Before murdering George Floyd, Derek Chauvin had already been involved in at least 18 misconduct cases. The officer who killed 17-year-old Antwon Rose, and the officer who killed 12-year-old Tamir Rice, had both been dismissed from previous policing jobs. Most recently, Myles Cosgrove—one of the officers fired after he killed Breonna Taylor during a no-knock raid—was hired as a sheriff’s deputy by another agency in a county an hour north.  

Breonna Taylor—like countless other, disproportionately Black victims of police violence—will not get another chance at life. But in the latest, high-profile example of fired police officers returning to law enforcement, Officer Cosgrove has been given another chance to kill.

It’s exceedingly rare for police officers to be investigated for misconduct, held liable, or get fired for any reason. Even when officers are fired from one police department, they can easily return to the job at another, sometimes in higher-ranked positions. And without any real incentives to change their behavior, many don’t.

In what is possibly the largest quantitative study of police misconduct to date, Yale researchers found that Florida officers who were fired from one agency and then hired by another were twice as likely as their peers to get fired (again), and were also more likely to receive “moral character violations,” both in general and for physical and sexual misconduct. Researchers have also found that fired officers tend to get hired again by agencies within the same state, and these agencies are more likely to have fewer resources, larger communities of color, and reputations for excessive violence

Investigations into the risks of hiring problem officers are limited by the myriad of issues that plague policing data, but the existing evidence is clear—hiring fired police officers makes communities less safe.

Still, even police chiefs who try to keep officers they’ve fired from returning to their own agencies are often forced to reinstate them, sometimes with back pay

Fired officers often regain their previous jobs after winning arbitration appeals required by police union contracts. This is because arbitrators—unelected third-parties, often with a legal background—are required to render decisions according to procedural requirements stipulated in police union contracts, and on the basis of past precedent. In practice, this usually means that officers can’t be fired for violent, racist, or otherwise unethical behavior so long as another officer has committed a similar offense in the past without getting fired. 

Analysis of data from the nation's 37 largest police departments found they had been forced to reinstate 451 out of 1,881 officers fired for misconduct. Most of these officers regained their jobs when police chiefs were overruled by arbitrators, even when the underlying misconduct—including lying, sexual abuse, and killing unarmed people—was undisputed. Other analyses have found that arbitrators overturned disciplinary decisions against police officers more than half of the time, often deciding that disciplinary actions were “excessive” compared to past precedent, and citing procedural flaws in departments’ misconduct investigations.

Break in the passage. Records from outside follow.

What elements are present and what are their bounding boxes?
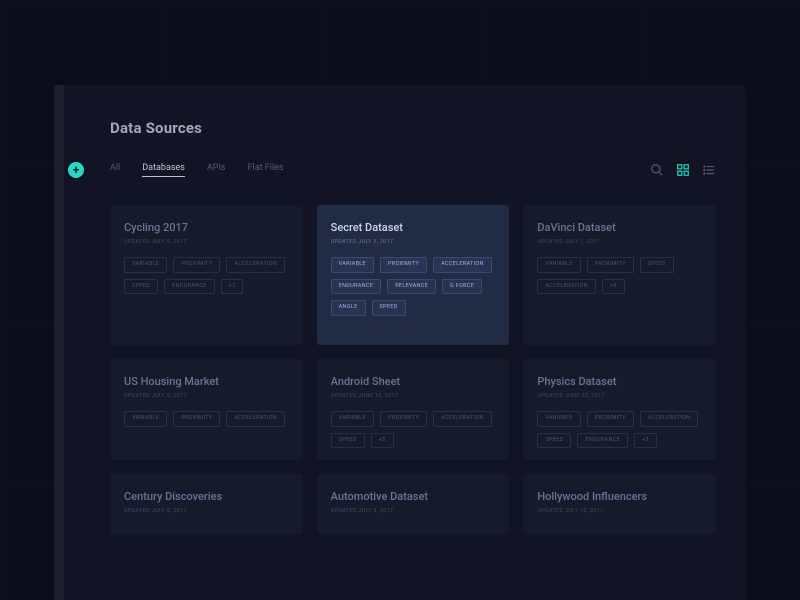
tabs: All Databases APIs Flat Files xyxy=(110,163,284,177)
card-title: US Housing Market xyxy=(124,375,289,388)
card-updated-date: Updated July 1, 2017 xyxy=(537,239,702,245)
tag[interactable]: Acceleration xyxy=(433,411,492,427)
card-updated-date: Updated June 30, 2017 xyxy=(537,393,702,399)
card-title: Automotive Dataset xyxy=(331,490,496,503)
card-title: Hollywood Influencers xyxy=(537,490,702,503)
card-title: Century Discoveries xyxy=(124,490,289,503)
card-title: Android Sheet xyxy=(331,375,496,388)
grid-view-icon[interactable] xyxy=(676,163,690,177)
tab-all[interactable]: All xyxy=(110,163,120,177)
tag[interactable]: Proximity xyxy=(380,257,427,273)
card-title: Secret Dataset xyxy=(331,221,496,234)
tag[interactable]: Proximity xyxy=(173,411,220,427)
tag[interactable]: +5 xyxy=(371,433,394,449)
page-title: Data Sources xyxy=(110,119,716,137)
tag[interactable]: Speed xyxy=(331,433,365,449)
tag[interactable]: G Force xyxy=(442,279,482,295)
card-title: Cycling 2017 xyxy=(124,221,289,234)
card-updated-date: Updated July 8, 2017 xyxy=(124,508,289,514)
tag[interactable]: Variable xyxy=(537,257,580,273)
tag[interactable]: Variable xyxy=(124,411,167,427)
tag[interactable]: Proximity xyxy=(380,411,427,427)
add-button[interactable]: + xyxy=(68,162,84,178)
tab-apis[interactable]: APIs xyxy=(207,163,226,177)
tag[interactable]: Acceleration xyxy=(226,257,285,273)
tag[interactable]: Speed xyxy=(124,279,158,295)
tag[interactable]: Speed xyxy=(372,300,406,316)
dataset-card[interactable]: Secret Dataset Updated July 3, 2017 Variab… xyxy=(317,205,510,345)
cards-grid: Cycling 2017 Updated July 8, 2017 Variable… xyxy=(110,205,716,534)
card-tags: Variable Proximity Acceleration Speed Endura… xyxy=(537,411,702,448)
tag[interactable]: Angle xyxy=(331,300,366,316)
tag[interactable]: Acceleration xyxy=(433,257,492,273)
card-updated-date: Updated July 3, 2017 xyxy=(331,239,496,245)
tag[interactable]: Endurance xyxy=(331,279,382,295)
search-icon[interactable] xyxy=(650,163,664,177)
tag[interactable]: Variable xyxy=(331,411,374,427)
card-updated-date: Updated July 8, 2017 xyxy=(124,239,289,245)
main-panel: Data Sources + All Databases APIs Flat File… xyxy=(54,85,746,600)
tag[interactable]: Variable xyxy=(124,257,167,273)
toolbar-right xyxy=(650,163,716,177)
tag[interactable]: Speed xyxy=(640,257,674,273)
card-updated-date: Updated July 5, 2017 xyxy=(124,393,289,399)
card-updated-date: Updated July 8, 2017 xyxy=(331,508,496,514)
dataset-card[interactable]: Century Discoveries Updated July 8, 2017 xyxy=(110,474,303,534)
card-tags: Variable Proximity Acceleration Endurance Re… xyxy=(331,257,496,316)
tag[interactable]: Proximity xyxy=(587,257,634,273)
toolbar: + All Databases APIs Flat Files xyxy=(68,157,716,183)
dataset-card[interactable]: Physics Dataset Updated June 30, 2017 Vari… xyxy=(523,359,716,460)
card-tags: Variable Proximity Acceleration Speed Endura… xyxy=(124,257,289,294)
tag[interactable]: Variable xyxy=(537,411,580,427)
tag[interactable]: Variable xyxy=(331,257,374,273)
tag[interactable]: Acceleration xyxy=(226,411,285,427)
sidebar-strip xyxy=(54,85,64,600)
card-tags: Variable Proximity Acceleration Speed +5 xyxy=(331,411,496,448)
tag[interactable]: +3 xyxy=(634,433,657,449)
dataset-card[interactable]: Android Sheet Updated June 18, 2017 Variab… xyxy=(317,359,510,460)
tag[interactable]: +8 xyxy=(602,279,625,295)
tag[interactable]: Speed xyxy=(537,433,571,449)
dataset-card[interactable]: Hollywood Influencers Updated July 10, 20… xyxy=(523,474,716,534)
tag[interactable]: Relevance xyxy=(387,279,436,295)
card-updated-date: Updated June 18, 2017 xyxy=(331,393,496,399)
tab-flat-files[interactable]: Flat Files xyxy=(248,163,284,177)
content: Data Sources + AllDatabasesAPIsFlat File… xyxy=(110,85,716,534)
card-title: DaVinci Dataset xyxy=(537,221,702,234)
card-title: Physics Dataset xyxy=(537,375,702,388)
card-tags: Variable Proximity Speed Acceleration +8 xyxy=(537,257,702,294)
tag[interactable]: Proximity xyxy=(587,411,634,427)
dataset-card[interactable]: Cycling 2017 Updated July 8, 2017 Variable… xyxy=(110,205,303,345)
tag[interactable]: +3 xyxy=(221,279,244,295)
dataset-card[interactable]: Automotive Dataset Updated July 8, 2017 xyxy=(317,474,510,534)
card-tags: Variable Proximity Acceleration xyxy=(124,411,289,427)
tag[interactable]: Endurance xyxy=(577,433,628,449)
dataset-card[interactable]: DaVinci Dataset Updated July 1, 2017 Varia… xyxy=(523,205,716,345)
tag[interactable]: Endurance xyxy=(164,279,215,295)
tag[interactable]: Acceleration xyxy=(537,279,596,295)
tag[interactable]: Acceleration xyxy=(640,411,699,427)
tab-databases[interactable]: Databases xyxy=(142,163,185,177)
tag[interactable]: Proximity xyxy=(173,257,220,273)
dataset-card[interactable]: US Housing Market Updated July 5, 2017 Var… xyxy=(110,359,303,460)
list-view-icon[interactable] xyxy=(702,163,716,177)
card-updated-date: Updated July 10, 2017 xyxy=(537,508,702,514)
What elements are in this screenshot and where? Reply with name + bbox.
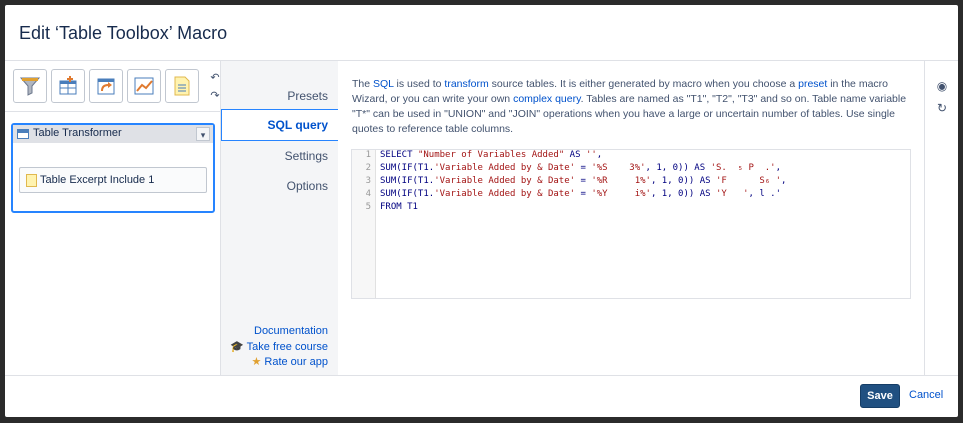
rate-app-label: Rate our app [264,356,328,368]
macro-edit-dialog: Edit ‘Table Toolbox’ Macro ↶ ↷ Table Tra… [5,5,958,417]
tab-presets[interactable]: Presets [287,89,328,103]
pivot-table-button[interactable] [89,69,123,103]
rate-app-link[interactable]: ★ Rate our app [230,355,328,370]
save-button[interactable]: Save [860,384,900,408]
sql-code[interactable]: SELECT "Number of Variables Added" AS ''… [380,150,786,215]
code-line: SUM(IF(T1.'Variable Added by & Date' = '… [380,163,782,173]
line-number: 1 [365,150,371,160]
chevron-down-icon[interactable]: ▾ [196,127,210,141]
chart-icon [134,77,154,95]
eye-icon[interactable]: ◉ [934,79,950,93]
sql-editor[interactable]: 1 2 3 4 5 SELECT "Number of Variables Ad… [351,149,911,299]
desc-text-2: is used to [393,78,445,90]
dialog-footer: Save Cancel [5,375,958,417]
line-number: 3 [365,176,371,186]
filter-button[interactable] [13,69,47,103]
sql-query-panel: The SQL is used to transform source tabl… [338,61,924,375]
free-course-link[interactable]: 🎓 Take free course [230,340,328,355]
star-icon: ★ [251,356,262,368]
tab-sql-query[interactable]: SQL query [221,109,338,141]
code-line: SUM(IF(T1.'Variable Added by & Date' = '… [380,176,787,186]
table-pivot-icon [97,78,115,95]
table-excerpt-node[interactable]: Table Excerpt Include 1 [19,167,207,193]
dialog-body: ↶ ↷ Table Transformer ▾ Table Excerpt In… [5,61,958,375]
graduation-cap-icon: 🎓 [230,341,244,353]
table-excerpt-button[interactable] [165,69,199,103]
page-excerpt-icon [26,174,37,187]
table-excerpt-icon [174,76,190,96]
preset-link[interactable]: preset [798,78,827,90]
transform-link[interactable]: transform [444,78,488,90]
tab-settings[interactable]: Settings [285,149,328,163]
free-course-label: Take free course [246,341,328,353]
macro-tree-panel: ↶ ↷ Table Transformer ▾ Table Excerpt In… [5,61,221,375]
complex-query-link[interactable]: complex query [513,93,581,105]
table-icon [17,129,29,139]
tab-options[interactable]: Options [287,179,328,193]
table-add-icon [59,76,77,95]
add-table-button[interactable] [51,69,85,103]
table-excerpt-label: Table Excerpt Include 1 [40,174,155,186]
table-transformer-node[interactable]: Table Transformer ▾ Table Excerpt Includ… [11,123,215,213]
desc-text-1: The [352,78,374,90]
desc-text-3: source tables. It is either generated by… [488,78,799,90]
chart-button[interactable] [127,69,161,103]
refresh-icon[interactable]: ↻ [934,101,950,115]
settings-nav: Presets SQL query Settings Options Docum… [221,61,338,375]
table-transformer-header[interactable]: Table Transformer ▾ [13,125,213,143]
sql-link[interactable]: SQL [373,78,394,90]
table-transformer-label: Table Transformer [33,127,122,139]
code-line: FROM T1 [380,202,418,212]
documentation-link[interactable]: Documentation [230,325,328,340]
cancel-button[interactable]: Cancel [909,389,943,401]
code-line: SUM(IF(T1.'Variable Added by & Date' = '… [380,189,782,199]
dialog-title: Edit ‘Table Toolbox’ Macro [19,23,228,43]
filter-funnel-icon [19,77,41,96]
help-links: Documentation 🎓 Take free course ★ Rate … [230,325,328,370]
dialog-header: Edit ‘Table Toolbox’ Macro [5,5,958,61]
line-number-gutter: 1 2 3 4 5 [352,150,376,298]
preview-rail: ◉ ↻ [924,61,958,375]
toolbar-divider [5,111,221,112]
line-number: 4 [365,189,371,199]
code-line: SELECT "Number of Variables Added" AS ''… [380,150,603,160]
line-number: 2 [365,163,371,173]
macro-toolbar: ↶ ↷ [13,69,220,107]
sql-description: The SQL is used to transform source tabl… [352,77,912,137]
line-number: 5 [365,202,371,212]
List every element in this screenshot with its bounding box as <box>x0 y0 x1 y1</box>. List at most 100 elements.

The full scope of this revolving door is obscured by a widespread culture of silence in law enforcement, and the lack of any national database on police misconduct, firings, or dismissals. In fact, many state laws keep police disciplinary records sealed, and police unions typically help officers quietly resign during misconduct investigations, rather than risk getting fired. There is a national registry of officers who states have decertified, or deemed ineligible to serve—but decertification standards and processes are deeply flawed nationwide; the registry itself is severely limited; and many agencies don’t even know it exists

This means some police chiefs unknowingly hire officers who have already been identified as threats to public safety. But as demonstrated by another agency’s recent hiring of Officer Cosgrove, others are willing to hire officers widely known to have been previously fired after taking a life.

The pattern of second chances awarded to police officers, even after killing people, is not lost on the Black and Brown communities it disproportionately affects. When agencies are willing, able, or even forced to rehire officers with histories of egregious misconduct, it sends a message that policing may still be more about maintaining racial hierarchies than protecting public safety. 

As armed agents of the state with a legal monopoly on violence, police officers must be held to a standard at least as high as the stakes of their job. In order to do that, not only must law enforcement agencies build reliable databases on police behavior; policymakers must also require that officers who get fired, stay fired.